Die zweite Gruppe sind CIA und DIA-Angehörige, die im Zuge des „war on terror" selbst Entführungen, Misshandlungen und Folter gegen Gefangene anwendeten, unter explizitem Verstoß gegen internationales Recht. Mindestens ein Todesfall, der beim „Verhör" durch einen CIA-Agenten verursacht wurde, ist bekannt. Die Methoden entsprachen denjenigen der vorgenannten Gruppe, und gingen bis hin zum berüchtigten waterboarding, allerdings gab es einen wesentlichen Unterschied: Diese Geheimdienstleute hatten sich ihre Aktionen von der Bush-Regierung ausdrücklich autorisieren lassen und diese Autorisierung ist heute insofern bestätigt worden, als dass Präsident Obama eine strafrechtliche Verfolgung dieser ausführenden Organe der Geheimdienste ausschloss.

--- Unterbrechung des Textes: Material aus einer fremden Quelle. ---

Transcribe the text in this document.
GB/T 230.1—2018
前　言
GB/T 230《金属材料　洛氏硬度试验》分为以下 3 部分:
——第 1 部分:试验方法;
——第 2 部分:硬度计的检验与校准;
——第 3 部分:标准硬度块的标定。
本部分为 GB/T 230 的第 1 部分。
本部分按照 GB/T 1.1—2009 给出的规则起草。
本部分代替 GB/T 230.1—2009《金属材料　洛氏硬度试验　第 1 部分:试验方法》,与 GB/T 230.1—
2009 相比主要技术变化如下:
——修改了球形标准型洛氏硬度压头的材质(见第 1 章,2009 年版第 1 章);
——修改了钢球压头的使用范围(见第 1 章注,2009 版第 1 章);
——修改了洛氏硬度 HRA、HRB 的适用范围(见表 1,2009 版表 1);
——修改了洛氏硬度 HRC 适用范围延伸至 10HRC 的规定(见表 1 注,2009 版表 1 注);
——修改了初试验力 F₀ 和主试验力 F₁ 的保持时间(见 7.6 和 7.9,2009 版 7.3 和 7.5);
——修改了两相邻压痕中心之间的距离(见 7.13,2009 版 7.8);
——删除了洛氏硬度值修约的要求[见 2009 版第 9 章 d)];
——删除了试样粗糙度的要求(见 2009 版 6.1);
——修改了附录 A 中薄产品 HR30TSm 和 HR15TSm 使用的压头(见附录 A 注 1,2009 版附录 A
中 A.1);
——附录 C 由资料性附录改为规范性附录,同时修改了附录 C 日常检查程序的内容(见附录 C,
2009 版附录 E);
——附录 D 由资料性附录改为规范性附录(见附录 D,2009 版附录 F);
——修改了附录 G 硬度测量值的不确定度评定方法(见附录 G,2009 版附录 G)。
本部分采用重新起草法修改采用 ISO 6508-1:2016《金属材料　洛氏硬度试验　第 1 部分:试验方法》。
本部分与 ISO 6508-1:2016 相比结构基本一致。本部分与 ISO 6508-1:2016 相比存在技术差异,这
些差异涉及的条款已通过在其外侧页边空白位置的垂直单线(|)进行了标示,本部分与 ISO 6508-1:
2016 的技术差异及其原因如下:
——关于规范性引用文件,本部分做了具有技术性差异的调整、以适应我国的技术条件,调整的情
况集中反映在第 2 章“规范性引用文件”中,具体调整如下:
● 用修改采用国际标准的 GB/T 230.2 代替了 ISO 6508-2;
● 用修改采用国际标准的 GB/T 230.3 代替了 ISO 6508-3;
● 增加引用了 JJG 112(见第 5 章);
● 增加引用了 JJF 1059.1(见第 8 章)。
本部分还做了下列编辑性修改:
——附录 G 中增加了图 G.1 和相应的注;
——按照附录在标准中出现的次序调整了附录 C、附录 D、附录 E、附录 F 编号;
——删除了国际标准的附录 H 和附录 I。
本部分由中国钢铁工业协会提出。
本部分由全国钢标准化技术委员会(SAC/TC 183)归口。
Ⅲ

Nun steht noch eine dritte Gruppe zur Debatte: Diejenigen, die die Foltermethoden autorisierten bzw. anordneten. Es handelt sich um einen kleinen Kreis von juristischen Beratern der Bush-Regierung, dem sogenannten „war council" und den von ihnen beratenen Ministern, dem Präsidenten und seinem Vize Cheney. Gegen diese Angehörigen der Bush-Regierung wurde sowohl in Deutschland als auch in Spanien Strafanzeige erstattet. Im spanischen Verfahren hat sich heute der Generalstaatsanwalt gegen ein Strafverfahren ausgesprochen. Es ist fraglich, ob sich der Richter Garzon (bekannt geworden durch das Pinochet-Verfahren)an diese Empfehlung halten wird.
In Deutschland hat die Bundesanwaltschaft vor einigen Jahren u.a. mit der Begründung, die US-amerikanische Justiz habe Vorrang, ein Ermittlungsverfahren gegen Rumsfeld u.a. abgelehnt.
Ob in den USA ein Verfahren gegen diese Angehörigen der Vorgängerregierung jemals eingeleitet wird, erscheint heute sehr fraglich.
Immerhin hat die Obama-Regierung heute einige Memoranden veröffentlicht, die bisher geheimgehalten wurden.
Es zeichnet sich eine gewisse Tendenz ab: Aufklärung ja, Strafverfolgung nein.